5) You know that you will inherit 20% of your uncle John’s wealth, 30% of your aunt Becky’s wealth and 50% of your parent’s wealth. Since they are not dead yet, their respective wealth is a RV and all we know is that their wealth at death is ~N and independent of each other. John’s wealth is J~N(1000,1002), Becky’s is B~N(2000,3002) and your parents’ wealth is P~N(5000,5002).
a) What is the distribution of you total inheritance?
b) What is the chance you will inherit at least $3000?
c) You are 40% sure to inherit at most how much?
a) To find the distribution of your total inheritance, we need to find the distribution of the sum of the inheritances from each individual.
Let's calculate the mean and variance of each inheritance first:
For your uncle John's wealth (J), the mean is 1000 and the variance is 1002.
For your aunt Becky's wealth (B), the mean is 2000 and the variance is 3002.
For your parents' wealth (P), the mean is 5000 and the variance is 5002.
Now, let's find the distribution of your total inheritance (T), which is the sum of 20% of J, 30% of B, and 50% of P.
Mean of T = 0.2 * 1000 + 0.3 * 2000 + 0.5 * 5000 = 500 + 600 + 2500 = 3600
Variance of T = (0.2^2) * 1002 + (0.3^2) * 3002 + (0.5^2) * 5002 = 40.16 + 270.18 + 1250.5 = 1560.84
Therefore, the distribution of your total inheritance T is T ~ N(3600, 1560.84).
b) To find the chance you will inherit at least $3000, we need to calculate the probability that your total inheritance T is greater than or equal to $3000.
P(T ≥ 3000) = P(Z ≥ (3000 - 3600) / sqrt(1560.84))
Here, Z is the standard normal distribution.
We can use a standard normal distribution table (or software) to find the probability associated with the Z-value calculated above.
c) To find the maximum amount you inherit with 40% certainty, we need to find the value of X such that P(T ≤ X) = 0.4.
This involves finding the Z-value corresponding to a cumulative probability of 0.4 and then using the mean and standard deviation of the total inheritance distribution to calculate X.
P(T ≤ X) = 0.4
P(Z ≤ (X - 3600) / sqrt(1560.84)) = 0.4
We can then find the corresponding Z-value using the standard normal distribution table or software, and solve for X using the formula:
X = sqrt(1560.84) * Z + 3600
a) To find the distribution of your total inheritance, we need to consider the probability distribution of each individual's wealth and then calculate the corresponding probabilities.
Let X represent your total inheritance. Since the wealth of your uncle John, aunt Becky, and your parents are independent, the distribution of your total inheritance can be found by taking the sum of the three distributions, i.e., X = J + B + P.
Given:
J ~ N(1000, 1002)
B ~ N(2000, 3002)
P ~ N(5000, 5002)
The mean and variance of the sum of independent random variables can be calculated as follows:
E[X] = E[J] + E[B] + E[P]
Var(X) = Var(J) + Var(B) + Var(P)
Using the above formulas, the mean and variance of your total inheritance can be calculated as:
E[X] = 1000 + 2000 + 5000 = 8000
Var(X) = 1002 + 3002 + 5002 = 9006
Therefore, the distribution of your total inheritance is X ~ N(8000, 9006).
b) To find the chance you will inherit at least $3000, we need to calculate the probability P(X >= 3000).
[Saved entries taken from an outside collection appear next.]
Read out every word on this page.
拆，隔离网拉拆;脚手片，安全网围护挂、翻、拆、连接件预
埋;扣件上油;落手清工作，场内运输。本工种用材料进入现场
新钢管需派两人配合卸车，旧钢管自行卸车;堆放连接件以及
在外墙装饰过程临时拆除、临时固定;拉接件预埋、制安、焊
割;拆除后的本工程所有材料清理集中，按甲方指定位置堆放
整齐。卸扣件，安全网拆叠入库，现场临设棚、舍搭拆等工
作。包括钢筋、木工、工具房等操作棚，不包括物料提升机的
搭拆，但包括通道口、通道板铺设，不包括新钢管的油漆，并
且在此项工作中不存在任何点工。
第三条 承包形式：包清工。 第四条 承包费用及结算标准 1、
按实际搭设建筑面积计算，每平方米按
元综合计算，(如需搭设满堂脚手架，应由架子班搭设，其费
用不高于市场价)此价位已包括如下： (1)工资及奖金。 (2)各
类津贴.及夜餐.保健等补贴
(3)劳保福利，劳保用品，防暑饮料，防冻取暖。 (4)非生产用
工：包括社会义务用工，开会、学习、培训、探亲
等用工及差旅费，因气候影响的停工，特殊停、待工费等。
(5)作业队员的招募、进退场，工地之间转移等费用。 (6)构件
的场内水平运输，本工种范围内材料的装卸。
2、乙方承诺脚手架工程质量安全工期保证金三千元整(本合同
Using the properties of the normal distribution, we can standardize the variable to Z-score and then lookup the probability in the standard normal table. Let Z represent the Z-score:
Z = (X - mean) / standard deviation
Z = (3000 - 8000) / sqrt(9006)
Z ≈ -24.99
Looking up the Z-score in the standard normal table, we find that the probability is extremely close to 0, indicating that the chance you will inherit at least $3000 is almost negligible.
c) To calculate the maximum inheritance with 40% certainty, we need to find the corresponding value of X that has a cumulative probability of 0.4 (40%).
Using the Z-score formula, let's solve for X:
Z = (X - mean) / standard deviation
0.4 = (X - 8000) / sqrt(9006)
Rearranging the equation to solve for X:
X - 8000 = 0.4 * sqrt(9006)
X ≈ 8000 + (0.4 * sqrt(9006))
Calculating this value, we find that you are 40% sure to inherit at most approximately 8512.